Specificity of Thalamocortical and Intracortical Connections

Innervation of cortical areas by thalamic axons is the first step in creating processing circuits within the cortex (58). Subsequently, interlaminar connections between cortical neurons within a column, together with local and long-range connections, form the major networks that are characteristic of a cortical area and that transform inputs into outputs that are conveyed to other cortical or subcortical structures.

An important step in innervation of the cortex by thalamic axons is innervation of the deepest cortical layer, the subplate (63, 64). In the subplate, thalamic axons “wait” for cortical layer 4 neurons to migrate and settle before entering the cortical plate and making contact with these target cells (65, 66). Ablation of the subplate prevents the formation of ocular dominance columns (67) as well as orientation-selective cells and orientation columns (68). More generally, signals in both the subplate and the cortical plate have a role in directing the growth of thalamic axons, as shown in experiments in which an ectopic somatosensory cortex is generated by ectopic Fgf8 (30).

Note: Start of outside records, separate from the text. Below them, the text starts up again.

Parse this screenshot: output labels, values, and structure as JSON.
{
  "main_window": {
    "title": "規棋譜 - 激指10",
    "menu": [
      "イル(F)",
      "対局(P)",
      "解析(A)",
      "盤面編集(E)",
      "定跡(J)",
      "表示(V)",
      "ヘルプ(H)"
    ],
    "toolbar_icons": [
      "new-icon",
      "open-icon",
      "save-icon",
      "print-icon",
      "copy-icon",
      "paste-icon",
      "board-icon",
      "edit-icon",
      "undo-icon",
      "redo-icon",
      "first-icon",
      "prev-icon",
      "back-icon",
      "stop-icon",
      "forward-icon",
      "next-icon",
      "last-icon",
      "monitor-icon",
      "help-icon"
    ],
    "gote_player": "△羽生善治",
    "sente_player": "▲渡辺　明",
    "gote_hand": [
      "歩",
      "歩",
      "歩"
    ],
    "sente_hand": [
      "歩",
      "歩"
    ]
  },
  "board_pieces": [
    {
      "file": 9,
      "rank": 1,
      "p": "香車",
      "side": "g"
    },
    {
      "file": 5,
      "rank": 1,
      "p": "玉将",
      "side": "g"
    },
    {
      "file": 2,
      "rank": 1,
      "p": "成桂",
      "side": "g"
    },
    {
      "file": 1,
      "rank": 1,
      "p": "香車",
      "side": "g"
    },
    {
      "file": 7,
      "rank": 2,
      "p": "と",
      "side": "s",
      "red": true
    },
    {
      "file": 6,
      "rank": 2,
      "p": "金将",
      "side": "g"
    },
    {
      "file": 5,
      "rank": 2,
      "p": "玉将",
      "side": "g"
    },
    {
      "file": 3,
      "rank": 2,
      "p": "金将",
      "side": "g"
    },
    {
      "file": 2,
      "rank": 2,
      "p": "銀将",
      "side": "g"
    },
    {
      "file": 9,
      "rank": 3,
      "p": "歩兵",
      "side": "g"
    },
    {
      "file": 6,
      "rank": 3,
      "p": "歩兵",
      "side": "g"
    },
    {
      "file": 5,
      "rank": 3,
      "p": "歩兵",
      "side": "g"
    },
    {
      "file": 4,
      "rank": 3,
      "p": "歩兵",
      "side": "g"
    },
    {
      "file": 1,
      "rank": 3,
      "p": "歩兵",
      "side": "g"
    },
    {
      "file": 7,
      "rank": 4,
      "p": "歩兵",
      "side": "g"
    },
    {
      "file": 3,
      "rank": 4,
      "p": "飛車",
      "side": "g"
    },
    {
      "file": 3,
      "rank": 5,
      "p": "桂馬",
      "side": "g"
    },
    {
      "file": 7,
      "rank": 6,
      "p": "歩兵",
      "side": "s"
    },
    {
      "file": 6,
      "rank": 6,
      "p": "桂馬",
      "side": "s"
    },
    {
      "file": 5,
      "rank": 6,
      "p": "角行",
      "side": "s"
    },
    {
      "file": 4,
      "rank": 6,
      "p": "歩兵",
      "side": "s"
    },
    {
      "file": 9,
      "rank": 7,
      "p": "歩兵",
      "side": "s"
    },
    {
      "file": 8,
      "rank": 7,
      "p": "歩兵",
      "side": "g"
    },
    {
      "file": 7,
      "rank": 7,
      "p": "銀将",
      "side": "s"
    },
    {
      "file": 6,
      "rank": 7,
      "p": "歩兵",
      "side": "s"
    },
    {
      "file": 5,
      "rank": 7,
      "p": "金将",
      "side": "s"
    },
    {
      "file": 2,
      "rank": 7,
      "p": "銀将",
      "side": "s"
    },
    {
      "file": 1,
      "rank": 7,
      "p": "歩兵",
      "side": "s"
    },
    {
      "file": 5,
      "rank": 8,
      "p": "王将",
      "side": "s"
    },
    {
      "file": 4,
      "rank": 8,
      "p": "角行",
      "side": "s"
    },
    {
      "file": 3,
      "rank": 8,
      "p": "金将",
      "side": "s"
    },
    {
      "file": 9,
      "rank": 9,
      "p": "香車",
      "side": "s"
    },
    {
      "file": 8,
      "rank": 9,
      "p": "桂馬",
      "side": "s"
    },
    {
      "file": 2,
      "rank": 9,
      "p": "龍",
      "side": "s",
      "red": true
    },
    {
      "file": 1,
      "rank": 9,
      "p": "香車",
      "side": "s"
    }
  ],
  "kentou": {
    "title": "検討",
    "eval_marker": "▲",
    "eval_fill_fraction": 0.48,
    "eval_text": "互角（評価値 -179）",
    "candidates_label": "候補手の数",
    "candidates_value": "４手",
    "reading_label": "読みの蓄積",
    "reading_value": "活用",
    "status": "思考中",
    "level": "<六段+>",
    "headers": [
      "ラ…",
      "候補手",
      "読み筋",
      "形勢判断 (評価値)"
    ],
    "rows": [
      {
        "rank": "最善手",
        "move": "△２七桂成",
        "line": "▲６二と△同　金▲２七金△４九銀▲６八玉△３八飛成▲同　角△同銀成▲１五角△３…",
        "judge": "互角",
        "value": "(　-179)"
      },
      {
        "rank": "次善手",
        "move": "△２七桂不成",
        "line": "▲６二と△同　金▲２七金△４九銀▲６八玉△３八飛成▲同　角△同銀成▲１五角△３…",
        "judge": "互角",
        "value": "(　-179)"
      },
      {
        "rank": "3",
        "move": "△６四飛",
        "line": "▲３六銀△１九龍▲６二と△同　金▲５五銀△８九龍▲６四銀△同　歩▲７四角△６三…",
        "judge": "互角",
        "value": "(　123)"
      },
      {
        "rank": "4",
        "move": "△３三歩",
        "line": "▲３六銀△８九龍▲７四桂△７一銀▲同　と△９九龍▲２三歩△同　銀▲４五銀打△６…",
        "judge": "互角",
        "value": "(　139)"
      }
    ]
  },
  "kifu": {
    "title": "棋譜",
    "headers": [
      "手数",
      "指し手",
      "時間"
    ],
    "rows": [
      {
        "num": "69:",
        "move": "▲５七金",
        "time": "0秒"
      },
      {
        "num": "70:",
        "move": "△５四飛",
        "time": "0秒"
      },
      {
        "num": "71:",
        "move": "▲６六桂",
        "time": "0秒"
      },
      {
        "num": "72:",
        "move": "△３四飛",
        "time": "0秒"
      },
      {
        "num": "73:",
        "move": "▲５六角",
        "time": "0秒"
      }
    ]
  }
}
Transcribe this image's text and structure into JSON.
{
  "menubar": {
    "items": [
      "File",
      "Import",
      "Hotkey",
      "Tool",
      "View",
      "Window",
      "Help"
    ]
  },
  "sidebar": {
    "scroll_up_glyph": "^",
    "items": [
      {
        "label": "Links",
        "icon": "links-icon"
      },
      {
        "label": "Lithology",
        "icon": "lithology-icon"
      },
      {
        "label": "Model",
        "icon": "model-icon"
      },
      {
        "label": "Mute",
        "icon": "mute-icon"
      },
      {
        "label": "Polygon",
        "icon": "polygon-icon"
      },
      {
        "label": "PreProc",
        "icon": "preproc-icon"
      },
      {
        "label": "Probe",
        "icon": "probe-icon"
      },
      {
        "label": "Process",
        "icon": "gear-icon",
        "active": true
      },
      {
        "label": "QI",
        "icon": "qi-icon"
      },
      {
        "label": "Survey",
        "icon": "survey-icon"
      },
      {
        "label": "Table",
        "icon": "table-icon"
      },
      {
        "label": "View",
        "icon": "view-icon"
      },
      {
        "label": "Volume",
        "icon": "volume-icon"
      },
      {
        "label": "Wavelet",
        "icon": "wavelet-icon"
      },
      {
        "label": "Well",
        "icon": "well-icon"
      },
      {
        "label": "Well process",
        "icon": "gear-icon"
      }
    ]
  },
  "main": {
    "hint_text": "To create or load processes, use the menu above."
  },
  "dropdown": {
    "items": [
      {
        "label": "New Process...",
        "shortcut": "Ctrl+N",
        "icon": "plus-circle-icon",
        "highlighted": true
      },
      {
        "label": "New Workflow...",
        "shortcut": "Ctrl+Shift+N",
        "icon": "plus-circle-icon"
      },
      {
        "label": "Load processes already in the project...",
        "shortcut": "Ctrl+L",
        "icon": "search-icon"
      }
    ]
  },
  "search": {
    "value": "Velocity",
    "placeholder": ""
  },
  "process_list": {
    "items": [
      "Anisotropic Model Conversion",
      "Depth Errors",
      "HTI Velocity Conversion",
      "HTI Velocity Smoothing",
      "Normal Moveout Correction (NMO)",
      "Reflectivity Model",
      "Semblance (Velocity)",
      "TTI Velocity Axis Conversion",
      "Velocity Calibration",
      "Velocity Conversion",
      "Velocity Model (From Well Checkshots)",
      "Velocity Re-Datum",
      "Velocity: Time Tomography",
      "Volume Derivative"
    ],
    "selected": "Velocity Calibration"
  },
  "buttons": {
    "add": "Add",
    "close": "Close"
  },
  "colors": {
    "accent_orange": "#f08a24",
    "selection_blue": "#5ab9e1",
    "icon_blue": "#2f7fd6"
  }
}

The cortex has remarkably specific interlaminar and intralaminar connections between individual cells and cell classes (6973). Layer 5 neurons in somatosensory or visual cortex receive interlaminar inputs from specific cells (74), form stereotyped local connections (75), and develop specific early long-distance projections (76). A subset of strong intracortical connections exists within a set of weaker connections, the latter providing a potential substrate for synaptic strengthening and network plasticity (77). Fine-scale connections and specific sparse connections characterize interlaminar networks (72, 73). Positional cues within individual cortical layers regulate the formation of layer-specific projections, probably through diffusible or membrane-associated molecules (78). Semaphorin/neuropilin and ephrin/eph ligand/receptor proteins are implicated in directing specific aspects of axonal and dendritic growth. For example, semaphorin 3a is expressed in the superficial cortical plate, where it can repulse pyramidal cell axons (79) and attract their apical dendrites (80).

Activity-Dependent Mechanisms of Network Formation and Plasticity

A scaffold of cell-specific connections and hence of area-specific networks may be laid down by molecular recognition and adhesion mechanisms, perhaps using splice variants of cell adhesion proteins such as cadherins (81) and neurexins (82). Superimposed on this framework, activity-dependent mechanisms shape connections between neurons.

Spontaneous electrical activity is present at the earliest stages of cortical development, and stimulus-driven activity in sensory pathways is particularly prominent at later stages of development. Electrical activity can be permissive, to trigger molecular or developmental programs that create connections, or instructive, to shape particular connections or their strength. Activity operates through modulating the expression and function of almost the entire range of molecules responsible for neuronal and synaptic function [see, for example, (83)]. Activity-dependent regulation of synaptic strength (plasticity) may be a manifestation of intrinsic homeostatic mechanisms to preserve a particular level of synaptic drive (84). Thus, for later stages in cortical development, the line between “activity-independent” and “activity-dependent” mechanisms of development is increasingly becoming blurred. Intracortical connections, which form later than thalamocortical connections, also exhibit protracted plasticity (85, 86).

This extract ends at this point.